Das Luftbrückenmuseum auf dem Fliegerhorst Faßberg
Das Luftbrückenmuseum ist auf dem Fliegerhorst Faßberg beheimatet und Teil der Militärgeschichtlichen Sammlung des Technischen Ausbildungszentrums der Luftwaffe (TAusbZLw). Es widmet sich der Geschichte der Berliner Luftbrücke in den Jahren 1948/49 und dokumentiert insbesondere die bedeutende Rolle des Standorts Faßberg. Während der Berlin-Blockade wurde Faßberg zu einem der wichtigsten Stützpunkte der alliierten Luftbrücke nach Berlin. Von hier aus wurden Versorgungsgüter in das eingeschlossene West-Berlin transportiert. Das Museum zeigt den persönlichen Einsatz der beteiligten Soldaten und zivilen Arbeitenden und macht die Dimension dieses historischen Ereignisses anschaulich. Ein besonderer Bestandteil der Ausstellung sind originalgetreu aufgebaute Nissenhütten. In diesen ehemaligen Unterkunftsgebäuden wird die Zeit der Luftbrücke mit historischen Bildern, Schautafeln und Originalexponaten lebendig dargestellt. Die Hauptattraktion des Museums ist der sogenannte „Rosinenbomber“, eine original erhaltene Douglas C-47 Skytrain.
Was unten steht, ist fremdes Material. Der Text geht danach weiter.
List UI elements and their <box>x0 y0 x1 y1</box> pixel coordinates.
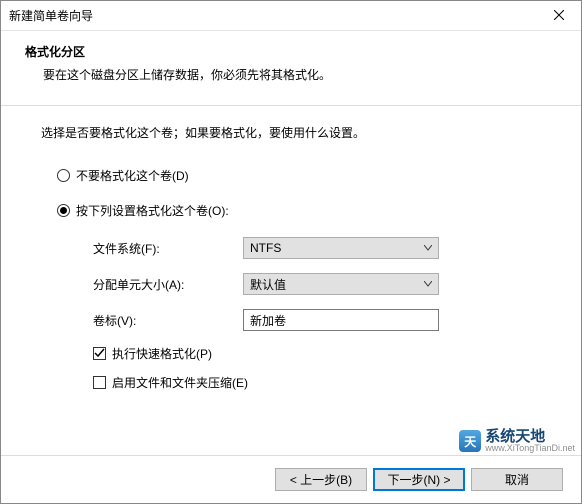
allocation-unit-label: 分配单元大小(A): <box>93 276 243 293</box>
header-title: 格式化分区 <box>25 43 557 60</box>
volume-label-label: 卷标(V): <box>93 312 243 329</box>
quick-format-checkbox[interactable]: 执行快速格式化(P) <box>93 345 541 362</box>
radio-format-label: 按下列设置格式化这个卷(O): <box>76 202 229 219</box>
radio-no-format-label: 不要格式化这个卷(D) <box>76 167 189 184</box>
watermark-text-cn: 系统天地 <box>485 429 575 444</box>
compression-checkbox[interactable]: 启用文件和文件夹压缩(E) <box>93 374 541 391</box>
back-button[interactable]: < 上一步(B) <box>275 468 367 491</box>
filesystem-select[interactable]: NTFS <box>243 237 439 259</box>
back-button-label: < 上一步(B) <box>290 471 352 488</box>
next-button-label: 下一步(N) > <box>387 471 450 488</box>
allocation-unit-value: 默认值 <box>250 276 286 293</box>
watermark: 天 系统天地 www.XiTongTianDi.net <box>459 429 575 453</box>
watermark-logo-icon: 天 <box>459 430 481 452</box>
quick-format-label: 执行快速格式化(P) <box>112 345 212 362</box>
titlebar: 新建简单卷向导 <box>1 1 581 31</box>
cancel-button[interactable]: 取消 <box>471 468 563 491</box>
radio-dot-icon <box>60 207 67 214</box>
format-settings: 文件系统(F): NTFS 分配单元大小(A): 默认值 卷标(V): 新加卷 … <box>41 237 541 391</box>
header-description: 要在这个磁盘分区上储存数据，你必须先将其格式化。 <box>25 66 557 83</box>
radio-format[interactable]: 按下列设置格式化这个卷(O): <box>41 202 541 219</box>
filesystem-label: 文件系统(F): <box>93 240 243 257</box>
checkbox-icon <box>93 376 106 389</box>
instruction-text: 选择是否要格式化这个卷；如果要格式化，要使用什么设置。 <box>41 124 541 141</box>
radio-no-format[interactable]: 不要格式化这个卷(D) <box>41 167 541 184</box>
volume-label-value: 新加卷 <box>250 312 286 329</box>
filesystem-value: NTFS <box>250 241 281 255</box>
cancel-button-label: 取消 <box>505 471 529 488</box>
chevron-down-icon <box>424 281 432 287</box>
allocation-unit-select[interactable]: 默认值 <box>243 273 439 295</box>
wizard-content: 选择是否要格式化这个卷；如果要格式化，要使用什么设置。 不要格式化这个卷(D) … <box>1 106 581 391</box>
wizard-header: 格式化分区 要在这个磁盘分区上储存数据，你必须先将其格式化。 <box>1 31 581 91</box>
compression-label: 启用文件和文件夹压缩(E) <box>112 374 248 391</box>
watermark-text-en: www.XiTongTianDi.net <box>485 444 575 453</box>
checkbox-icon <box>93 347 106 360</box>
chevron-down-icon <box>424 245 432 251</box>
window-title: 新建简单卷向导 <box>9 7 536 24</box>
radio-icon <box>57 169 70 182</box>
next-button[interactable]: 下一步(N) > <box>373 468 465 491</box>
close-button[interactable] <box>536 1 581 31</box>
wizard-footer: < 上一步(B) 下一步(N) > 取消 <box>1 455 581 503</box>
volume-label-input[interactable]: 新加卷 <box>243 309 439 331</box>
radio-icon <box>57 204 70 217</box>
close-icon <box>554 9 564 23</box>
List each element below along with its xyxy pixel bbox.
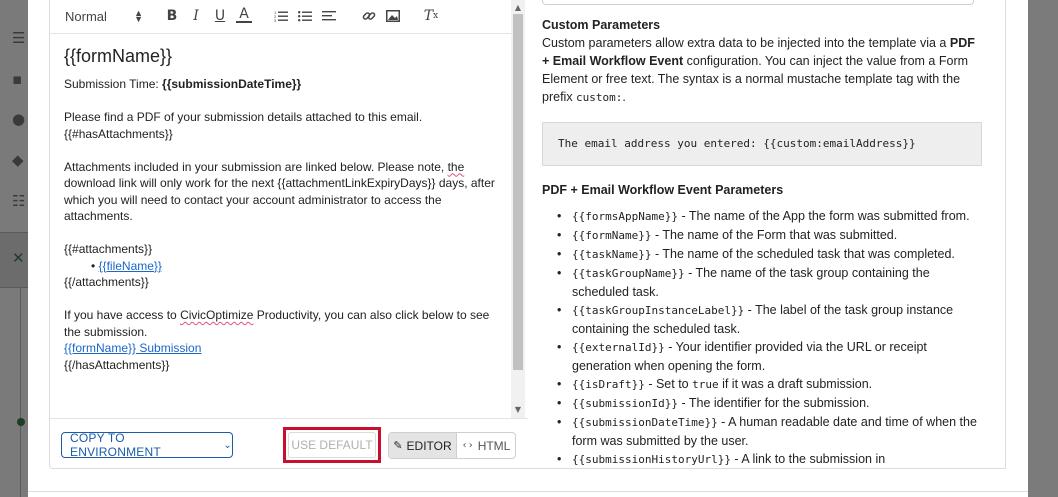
has-attachments-close-tag: {{/hasAttachments}} xyxy=(64,357,170,372)
editor-scrollbar[interactable]: ▲ ▼ xyxy=(511,0,525,418)
editor-content[interactable]: {{formName}} Submission Time: {{submissi… xyxy=(64,44,504,373)
badge-icon: ◆ xyxy=(12,151,24,169)
text-color-icon[interactable]: A xyxy=(236,6,252,23)
scroll-down-icon[interactable]: ▼ xyxy=(511,404,525,416)
check-circle-icon: ● xyxy=(12,110,26,128)
list-item: {{externalId}} - Your identifier provide… xyxy=(557,338,982,375)
editor-toolbar: Normal ▲ ▼ B I U A 123 Tx xyxy=(50,0,512,34)
list-item: {{formsAppName}} - The name of the App t… xyxy=(557,207,982,226)
copy-to-environment-button[interactable]: COPY TO ENVIRONMENT ⌄ xyxy=(61,431,233,459)
access-paragraph: If you have access to CivicOptimize Prod… xyxy=(64,308,490,339)
italic-icon[interactable]: I xyxy=(188,7,204,25)
email-template-modal: Normal ▲ ▼ B I U A 123 Tx {{formName}} S… xyxy=(28,0,1028,497)
submission-time-line: Submission Time: {{submissionDateTime}} xyxy=(64,77,302,91)
chevron-down-icon: ⌄ xyxy=(223,439,232,451)
attachments-paragraph: Attachments included in your submission … xyxy=(64,159,495,224)
attachments-open-tag: {{#attachments}} xyxy=(64,242,153,256)
editor-scroll-thumb[interactable] xyxy=(513,14,523,370)
parameters-docs-panel: Custom Parameters Custom parameters allo… xyxy=(528,0,1006,469)
editor-footer: COPY TO ENVIRONMENT ⌄ USE DEFAULT ✎ EDIT… xyxy=(50,418,554,469)
app-sidebar: ☰ ▪ ● ◆ ☷ ✕ xyxy=(0,0,28,497)
tab-html[interactable]: ‹› HTML xyxy=(457,433,515,458)
code-icon: ‹› xyxy=(461,440,474,451)
custom-parameters-title: Custom Parameters xyxy=(542,18,661,32)
clear-format-icon[interactable]: Tx xyxy=(422,7,440,25)
has-attachments-open-tag: {{#hasAttachments}} xyxy=(64,126,173,141)
use-default-button[interactable]: USE DEFAULT xyxy=(288,432,376,458)
attachments-close-tag: {{/attachments}} xyxy=(64,275,149,289)
pdf-line: Please find a PDF of your submission det… xyxy=(64,110,423,124)
tab-editor[interactable]: ✎ EDITOR xyxy=(389,433,457,458)
image-icon[interactable] xyxy=(384,7,402,25)
align-left-icon[interactable] xyxy=(320,7,338,25)
list-item: {{taskGroupName}} - The name of the task… xyxy=(557,264,982,301)
list-item: {{submissionId}} - The identifier for th… xyxy=(557,394,982,413)
previous-field xyxy=(542,0,974,5)
checklist-icon: ☷ xyxy=(12,192,26,210)
list-item: {{formName}} - The name of the Form that… xyxy=(557,226,982,245)
folder-icon: ▪ xyxy=(12,70,23,88)
file-list-item: • {{fileName}} xyxy=(91,258,162,273)
list-item: {{submissionDateTime}} - A human readabl… xyxy=(557,413,982,450)
underline-icon[interactable]: U xyxy=(212,7,228,25)
list-item: {{taskName}} - The name of the scheduled… xyxy=(557,245,982,264)
template-heading: {{formName}} xyxy=(64,46,173,66)
list-item: {{taskGroupInstanceLabel}} - The label o… xyxy=(557,301,982,338)
status-dot xyxy=(17,418,25,426)
format-select-value: Normal xyxy=(65,8,107,24)
svg-text:3: 3 xyxy=(274,18,277,22)
modal-footer-divider xyxy=(28,491,1028,492)
format-select[interactable]: Normal ▲ ▼ xyxy=(65,7,143,25)
scroll-up-icon[interactable]: ▲ xyxy=(511,2,525,14)
custom-parameters-text: Custom parameters allow extra data to be… xyxy=(542,36,975,104)
overlay-right xyxy=(1028,0,1058,497)
sidebar-divider xyxy=(20,288,21,497)
ordered-list-icon[interactable]: 123 xyxy=(272,7,290,25)
file-name-link[interactable]: {{fileName}} xyxy=(99,259,162,273)
copy-to-environment-label: COPY TO ENVIRONMENT xyxy=(70,431,161,459)
list-icon: ☰ xyxy=(12,29,26,47)
list-item: {{submissionHistoryUrl}} - A link to the… xyxy=(557,450,982,468)
submission-link[interactable]: {{formName}} Submission xyxy=(64,341,201,355)
view-toggle: ✎ EDITOR ‹› HTML xyxy=(388,432,516,459)
event-parameters-list: {{formsAppName}} - The name of the App t… xyxy=(542,207,982,468)
custom-code-example: The email address you entered: {{custom:… xyxy=(542,122,982,166)
tools-icon: ✕ xyxy=(12,249,25,267)
event-parameters-title: PDF + Email Workflow Event Parameters xyxy=(542,183,784,197)
link-icon[interactable] xyxy=(360,7,378,25)
bold-icon[interactable]: B xyxy=(164,7,180,25)
pencil-icon: ✎ xyxy=(393,439,403,452)
rich-text-editor: Normal ▲ ▼ B I U A 123 Tx {{formName}} S… xyxy=(49,0,555,469)
list-item: {{isDraft}} - Set to true if it was a dr… xyxy=(557,375,982,394)
select-arrows-icon: ▲ ▼ xyxy=(134,8,143,24)
bullet-list-icon[interactable] xyxy=(296,7,314,25)
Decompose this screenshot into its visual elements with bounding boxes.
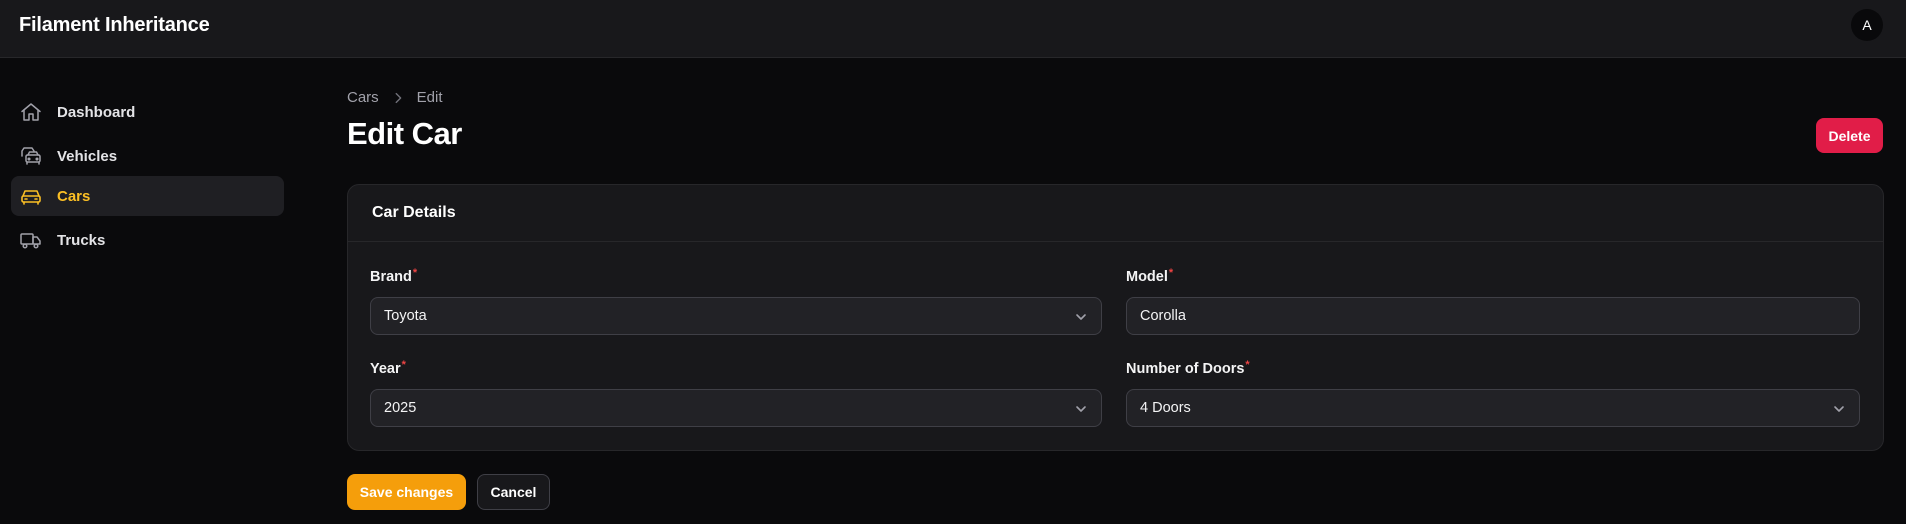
required-marker: *	[412, 267, 418, 279]
app-title[interactable]: Filament Inheritance	[19, 14, 210, 37]
required-marker: *	[1245, 359, 1250, 371]
model-input[interactable]: Corolla	[1126, 297, 1860, 335]
doors-label: Number of Doors*	[1126, 359, 1250, 377]
home-icon	[19, 100, 43, 124]
section-title: Car Details	[348, 185, 1883, 242]
breadcrumb-item-edit: Edit	[416, 89, 443, 106]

Das Flugzeug erinnert an die zahlreichen Versorgungsflüge, mit denen die Bevölkerung West-Berlins während der Luftbrücke unterstützt wurde. Das Luftbrückenmuseum Faßberg vermittelt damit einen eindrucksvollen Einblick in eines der bedeutendsten Ereignisse der Nachkriegszeit und bewahrt die Erinnerung an die Menschen, die an diesem historischen Einsatz beteiligt waren.